Wetumpka High School will participate in a national teen Mental Health First Aid pilot program after the National Council for Behavioral Health and Lady Gaga’s Born This Way Foundation selected it as one of 35 other schools nationwide to participate in the program.

The five-step teen program consists of in-person training designed for high school students to learn about mental illnesses and addictions and how to identify and respond to a developing mental health or substance use problem among their peers.

Rashawn Blassingame serves as the special education supervisor and mental health lead for Elmore County Schools and was responsible for gathering and submitting details to qualify for the program.

After two tragic incidents involving students, officials with the school system realized there was a void they could fill.

“(Superintendent) Mr. (Richard) Dennis came to me and said we need to focus on mental health,” Blassingame said. “My uncle is big into mental health in Washington D.C. so I picked up the phone and called him. He pointed me to the Mental Health First Aid program.

“It is like CPR. It does not make me a therapist, but it does let me know what direction I need to lead individuals.”

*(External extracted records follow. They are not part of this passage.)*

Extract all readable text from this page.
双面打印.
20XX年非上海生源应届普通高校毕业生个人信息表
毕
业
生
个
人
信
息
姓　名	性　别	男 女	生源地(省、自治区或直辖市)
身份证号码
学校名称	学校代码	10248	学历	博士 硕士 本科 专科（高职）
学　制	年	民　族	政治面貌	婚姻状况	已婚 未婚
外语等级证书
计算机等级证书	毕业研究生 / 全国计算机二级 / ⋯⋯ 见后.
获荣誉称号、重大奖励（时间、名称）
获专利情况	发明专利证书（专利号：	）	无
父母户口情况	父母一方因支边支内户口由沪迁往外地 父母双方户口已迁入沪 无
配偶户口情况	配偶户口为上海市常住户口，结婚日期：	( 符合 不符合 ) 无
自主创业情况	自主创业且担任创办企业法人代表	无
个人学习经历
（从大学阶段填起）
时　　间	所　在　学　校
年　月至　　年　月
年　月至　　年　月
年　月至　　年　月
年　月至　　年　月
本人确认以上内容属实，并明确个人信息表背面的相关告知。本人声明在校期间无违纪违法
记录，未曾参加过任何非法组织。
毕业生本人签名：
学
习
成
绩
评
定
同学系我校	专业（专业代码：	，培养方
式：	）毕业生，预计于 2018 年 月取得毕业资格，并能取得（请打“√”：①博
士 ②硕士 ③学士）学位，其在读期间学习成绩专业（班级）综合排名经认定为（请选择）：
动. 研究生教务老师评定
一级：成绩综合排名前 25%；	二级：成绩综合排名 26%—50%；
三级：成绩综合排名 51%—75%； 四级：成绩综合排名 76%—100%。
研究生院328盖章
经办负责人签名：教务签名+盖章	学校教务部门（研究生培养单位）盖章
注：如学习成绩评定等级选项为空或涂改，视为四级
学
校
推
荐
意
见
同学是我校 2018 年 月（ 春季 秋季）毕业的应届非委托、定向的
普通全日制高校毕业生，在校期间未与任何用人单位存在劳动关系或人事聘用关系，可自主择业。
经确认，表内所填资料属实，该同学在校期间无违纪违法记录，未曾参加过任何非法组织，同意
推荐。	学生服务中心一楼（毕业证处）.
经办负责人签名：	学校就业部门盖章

After taking several levels of courses, Blassingame is now a trainer. She has already delivered training to the county’s school nurses and counselors.

“I eventually want to train the bus drivers,” she said. “The drivers are the first people the kids see. First thing in the morning they see the bus drive; last thing before they get off the bus they see the bus driver. If something is going on, it could be the bus driver who is the first person the kids see. That’s going to be my next big project.”

Because the program emphasizes getting help from a trusted adult, Blassingame will deliver Youth Mental Health First Aid program training to staff and students at the high school. Teachers and students at the other three Elmore County high schools will receive the training after it is released at Wetumpka High School.

The program was created by health education nurse Betty Kitchener and mental health literacy professor Anthony Jorm based in Australia. Their program was adapted by The National Council with support from Born This Way Foundation and Well Being Trust.

“With teen Mental Health First Aid, we like to say, it’s OK to not be PL,” Born This Way Foundation co-founder Lady Gaga said in a release. “Sometimes when life gives you a million reasons to not want to stay, you need just one person that looks at you, listens to you, helps you get help and validates how you feel. I want the teen Mental Health First Aid program in every school in this country.”

Although the teen mental health program is geared toward high school students, the school system also addresses mental health at the junior high level through speaking engagements by individuals such as Sandi Cox, who lost her 13-year-old daughter Peyton, and events like The Power Team, a faith-based motivational speaking group that perform feats of strength.

The county school system also has direct access to two mental health therapists.

According to National Council for Behavioral Health, half of all mental illnesses begin by age 14 and three-quarters by the mid-20s. Suicide is the second leading cause of death for 15- to 24-year-olds.

Wetumpka was the only high school in Alabama chosen to participate in this program.